Deputy Attorney General Lisa Monaco said Monday, “Earlier today, the Department of Justice has found and recaptured the majority of the ransom Colonial paid to the Darkside network in the wake of last month’s ransomware attack. Ransomware attacks are always unacceptable, but when they target critical infrastructure, we will spare no effort in our response.”
On May 8, Colonial Pipeline paid a ransom worth roughly $4.3 million in bitcoin to the Russia-based hacking group known as DarkSide, which had used malicious software to hold the company hostage. Colonial Pipeline CEO Joseph Blount told The Wall Street Journal that the company paid the pricey ransom because the company feared a prolonged shutdown and did not know how long it would take to restore operations.
The ransom allowed Colonial to restore fuel transport through its pipeline, which stretches from Texas to the Northeast and delivers 45% of all fuel consumed on the East Coast.
The Colonial Pipeline hack was carried out by DarkSide actors, the FBI said in a brief statement days after the attack. The Justice Officials said investigators tracked the bitcoins on the cryptocurrency’s public ledger and identified the virtual currency account known as “wallet” used by DarkSide to collect payment.

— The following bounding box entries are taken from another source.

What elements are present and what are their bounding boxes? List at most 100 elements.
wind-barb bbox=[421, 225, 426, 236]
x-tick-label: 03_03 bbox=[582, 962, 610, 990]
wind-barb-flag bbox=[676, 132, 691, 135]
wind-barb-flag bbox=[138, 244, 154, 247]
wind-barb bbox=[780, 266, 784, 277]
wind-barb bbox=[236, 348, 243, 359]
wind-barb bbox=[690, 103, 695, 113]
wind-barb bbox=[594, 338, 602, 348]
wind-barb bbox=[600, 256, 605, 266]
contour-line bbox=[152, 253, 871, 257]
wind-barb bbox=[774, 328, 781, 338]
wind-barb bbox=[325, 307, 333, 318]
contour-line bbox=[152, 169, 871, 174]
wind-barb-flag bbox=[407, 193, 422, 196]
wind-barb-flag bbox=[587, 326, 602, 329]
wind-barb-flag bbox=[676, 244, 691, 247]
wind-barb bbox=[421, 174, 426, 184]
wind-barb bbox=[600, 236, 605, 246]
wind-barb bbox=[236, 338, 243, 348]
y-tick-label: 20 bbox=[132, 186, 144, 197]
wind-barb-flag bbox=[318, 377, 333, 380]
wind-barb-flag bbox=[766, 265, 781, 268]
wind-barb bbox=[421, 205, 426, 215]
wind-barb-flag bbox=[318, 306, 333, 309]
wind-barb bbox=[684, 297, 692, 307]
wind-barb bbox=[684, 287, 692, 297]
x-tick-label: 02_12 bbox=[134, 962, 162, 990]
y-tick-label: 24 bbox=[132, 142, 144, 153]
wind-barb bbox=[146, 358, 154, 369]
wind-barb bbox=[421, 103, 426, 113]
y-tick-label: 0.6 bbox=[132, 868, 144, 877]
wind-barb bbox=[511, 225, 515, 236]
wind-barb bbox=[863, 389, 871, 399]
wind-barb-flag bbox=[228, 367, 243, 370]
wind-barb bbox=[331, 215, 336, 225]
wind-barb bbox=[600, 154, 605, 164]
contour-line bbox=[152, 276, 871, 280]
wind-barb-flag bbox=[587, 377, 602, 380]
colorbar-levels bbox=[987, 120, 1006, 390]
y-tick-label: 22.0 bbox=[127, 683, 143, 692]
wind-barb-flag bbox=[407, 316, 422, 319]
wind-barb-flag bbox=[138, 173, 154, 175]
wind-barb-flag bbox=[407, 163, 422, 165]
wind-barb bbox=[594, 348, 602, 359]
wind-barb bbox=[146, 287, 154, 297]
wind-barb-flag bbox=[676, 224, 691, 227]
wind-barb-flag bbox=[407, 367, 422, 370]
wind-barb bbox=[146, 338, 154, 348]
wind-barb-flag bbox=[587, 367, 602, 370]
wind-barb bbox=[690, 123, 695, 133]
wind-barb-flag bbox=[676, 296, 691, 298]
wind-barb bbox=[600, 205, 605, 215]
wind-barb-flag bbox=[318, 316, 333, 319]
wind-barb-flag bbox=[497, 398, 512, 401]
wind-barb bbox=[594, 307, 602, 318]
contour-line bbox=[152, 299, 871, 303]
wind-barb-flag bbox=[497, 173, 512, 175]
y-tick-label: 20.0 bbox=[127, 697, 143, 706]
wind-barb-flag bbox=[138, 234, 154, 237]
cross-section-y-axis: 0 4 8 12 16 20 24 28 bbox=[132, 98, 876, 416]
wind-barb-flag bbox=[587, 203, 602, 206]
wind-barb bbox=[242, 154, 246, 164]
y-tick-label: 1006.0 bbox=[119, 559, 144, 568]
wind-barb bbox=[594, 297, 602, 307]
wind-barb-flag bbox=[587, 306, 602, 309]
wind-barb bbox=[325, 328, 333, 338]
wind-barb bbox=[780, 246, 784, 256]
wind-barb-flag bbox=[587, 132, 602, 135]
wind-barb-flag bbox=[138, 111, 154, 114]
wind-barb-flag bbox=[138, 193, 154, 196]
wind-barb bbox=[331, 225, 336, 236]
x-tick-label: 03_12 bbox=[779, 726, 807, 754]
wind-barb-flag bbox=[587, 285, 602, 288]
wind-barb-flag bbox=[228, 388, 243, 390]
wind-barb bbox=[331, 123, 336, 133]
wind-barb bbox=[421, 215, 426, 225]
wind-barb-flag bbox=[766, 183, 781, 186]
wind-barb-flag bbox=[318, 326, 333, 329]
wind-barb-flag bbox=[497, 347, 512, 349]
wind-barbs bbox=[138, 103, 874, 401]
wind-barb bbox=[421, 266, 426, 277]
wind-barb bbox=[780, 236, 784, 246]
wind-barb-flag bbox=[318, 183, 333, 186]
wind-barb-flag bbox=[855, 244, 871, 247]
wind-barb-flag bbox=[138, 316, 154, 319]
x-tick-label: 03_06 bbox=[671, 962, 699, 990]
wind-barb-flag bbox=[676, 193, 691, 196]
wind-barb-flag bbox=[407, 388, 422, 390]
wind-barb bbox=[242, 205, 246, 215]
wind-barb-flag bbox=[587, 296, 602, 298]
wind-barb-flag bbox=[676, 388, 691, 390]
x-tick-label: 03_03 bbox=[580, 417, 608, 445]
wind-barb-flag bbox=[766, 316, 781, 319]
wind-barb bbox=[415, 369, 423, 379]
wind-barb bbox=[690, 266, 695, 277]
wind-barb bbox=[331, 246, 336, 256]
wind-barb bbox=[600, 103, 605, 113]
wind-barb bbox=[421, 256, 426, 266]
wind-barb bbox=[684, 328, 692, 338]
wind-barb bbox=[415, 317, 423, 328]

Officials from the Justice Department said the FBI was able to track and recover 63.7 bitcoins, currently valued at about $2.3 million. The FBI was able to obtain the wallet’s private “key” enabling agents to seize the funds under a court order by a federal judge in the Northern District of California.
“The message today is we will bring all of our tools to bear, to go after these criminal networks, including the ecosystem and the illicit and the abuse, frankly, of the online infrastructure that they use in terms of the digital currency to perpetrate these schemes,” Deputy A.G. Monaco added.
The operation marks a rare ransom recovery for the critical infrastructure company that fell victim to the devastating cyberattack, as the “ransomware-as-a-service” business model booms. It marks the first recovery by the department’s new Ransomware Task Force.